My mind persisted in its stubbornness—it would be three days before I went to the emergency room to discover my right hand was broken and I needed surgery. My first surgery induced profound stress, and the feeling of helplessness was elongated by the fact that I was in my second culture navigating unfamiliar hospital norms in my second language. Further, I decided to request a different surgeon as I wasn’t comfortable with my assigned surgeon. On the day of my surgery, I lay in my hospital bed with seven white-jacketed doctors staring down at me as my surprising request interrupted their morning rounds.

‘Are you insisting on this?’ one asked, looking at me slightly shocked.

‘Yes,’ I answered.
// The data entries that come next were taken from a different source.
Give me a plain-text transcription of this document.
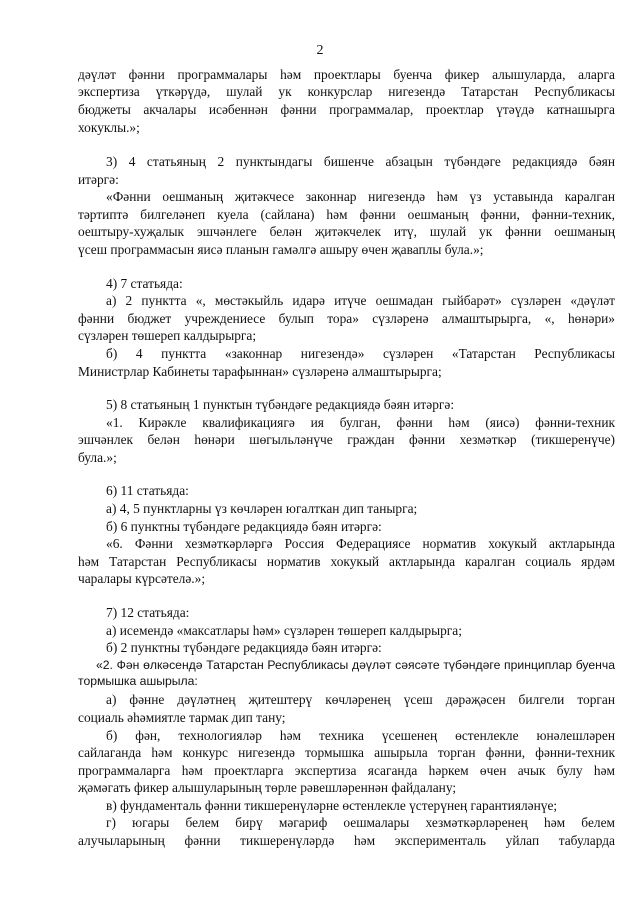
2
дәүләт фәнни программалары һәм проектлары буенча фикер алышуларда, аларга
экспертиза үткәрүдә, шулай ук конкурслар нигезендә Татарстан Республикасы
бюджеты акчалары исәбеннән фәнни программалар, проектлар үтәүдә катнашырга
хокуклы.»;
3) 4 статьяның 2 пунктындагы бишенче абзацын түбәндәге редакциядә бәян
итәргә:
«Фәнни оешманың җитәкчесе законнар нигезендә һәм үз уставында каралган
тәртиптә билгеләнеп куела (сайлана) һәм фәнни оешманың фәнни, фәнни-техник,
оештыру-хуҗалык эшчәнлеге белән җитәкчелек итү, шулай ук фәнни оешманың
үсеш программасын яисә планын гамәлгә ашыру өчен җаваплы була.»;
4) 7 статьяда:
а) 2 пунктта «, мөстәкыйль идарә итүче оешмадан гыйбарәт» сүзләрен «дәүләт
фәнни бюджет учреждениесе булып тора» сүзләренә алмаштырырга, «, һөнәри»
сүзләрен төшереп калдырырга;
б) 4 пунктта «законнар нигезендә» сүзләрен «Татарстан Республикасы
Министрлар Кабинеты тарафыннан» сүзләренә алмаштырырга;
5) 8 статьяның 1 пунктын түбәндәге редакциядә бәян итәргә:
«1. Кирәкле квалификациягә ия булган, фәнни һәм (яисә) фәнни-техник
эшчәнлек белән һөнәри шөгыльләнүче граждан фәнни хезмәткәр (тикшеренүче)
була.»;
6) 11 статьяда:
а) 4, 5 пунктларны үз көчләрен югалткан дип танырга;
б) 6 пунктны түбәндәге редакциядә бәян итәргә:
«6. Фәнни хезмәткәрләргә Россия Федерациясе норматив хокукый актларында
һәм Татарстан Республикасы норматив хокукый актларында каралган социаль ярдәм
чаралары күрсәтелә.»;
7) 12 статьяда:
а) исемендә «максатлары һәм» сүзләрен төшереп калдырырга;
б) 2 пунктны түбәндәге редакциядә бәян итәргә:
«2. Фән өлкәсендә Татарстан Республикасы дәүләт сәясәте түбәндәге принциплар буенча
тормышка ашырыла:
а) фәнне дәүләтнең җитештерү көчләренең үсеш дәрәҗәсен билгели торган
социаль әһәмиятле тармак дип тану;
б) фән, технологияләр һәм техника үсешенең өстенлекле юнәлешләрен
сайлаганда һәм конкурс нигезендә тормышка ашырыла торган фәнни, фәнни-техник
программаларга һәм проектларга экспертиза ясаганда һәркем өчен ачык булу һәм
җәмәгать фикер алышуларының төрле рәвешләреннән файдалану;
в) фундаменталь фәнни тикшеренүләрне өстенлекле үстерүнең гарантияләнүе;
г) югары белем бирү мәгариф оешмалары хезмәткәрләренең һәм белем
алучыларының фәнни тикшеренүләрдә һәм эксперименталь уйлап табуларда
I longed for an assurance that my request would be granted, so that I could feel some measure of certainty before going into surgery, but the team merely said, ‘We will see,’ as they left my room. In fact, I did not know who did my surgery until a couple of days afterwards when I was checked by the surgeon I had requested.

‘The Lord is at my right hand and I will not be moved,’ I kept murmuring to myself as they wheeled me into surgery. Was I abusing the interpretation of this verse? Frankly, at that moment I didn’t much care if I was, and I continued repeating it as the kind anesthesiologist exclaimed at my thick skin that bent her needle while she attempted to numb the nerves in my shoulder.

My second surgery a few months later to removed the screws and titanium plate promised to be much simpler and quicker. Still, once again I experienced the sense of profound helplessness as I was wheeled through the hallways.

There are certain experiences in life that can act like a theater curtain being drawn back, revealing the play to the audience. Being put in a state of helplessness is one such experience. Who am I when my self-reliance and self-determination are taken away, when my ‘performance’ as a cause is severed from the result, revealing loss of control?

The last couple years, these experiences of feeling helpless have been occurring with greater frequency—an experience I had at a border crossing, the pandemic, breaking my hand. But are they really happening more frequently or am I just more attune to how little I can actually control? In fact, the experiences have taught me the folly and futility of focusing on performance in my spiritual life and ministry life.

Attending to your response when you are helpless unmasks your actual theology, not just what you think you think. A ‘non-helpless’ person has a hard time experiencing grace—not just knowing about grace—but the feeling of something unexpected and undeserved when you truly cannot reciprocate.

Experiencing helplessness is a required experiential state to shift our compass and properly orientate us in our life with God [for while we were still helpless, at the right time, Christ died for us], but it is also critical to enlarging our compassion for the Other, those who are in a constant state of helplessness against the ‘powers’—refugees, people suffering in war, drought, extreme poverty, women experiencing violence with little recourse for safety, children in untenable situations.

It is hard to accept my helplessness, but it is likely the key to experiencing the peace that passes all understanding.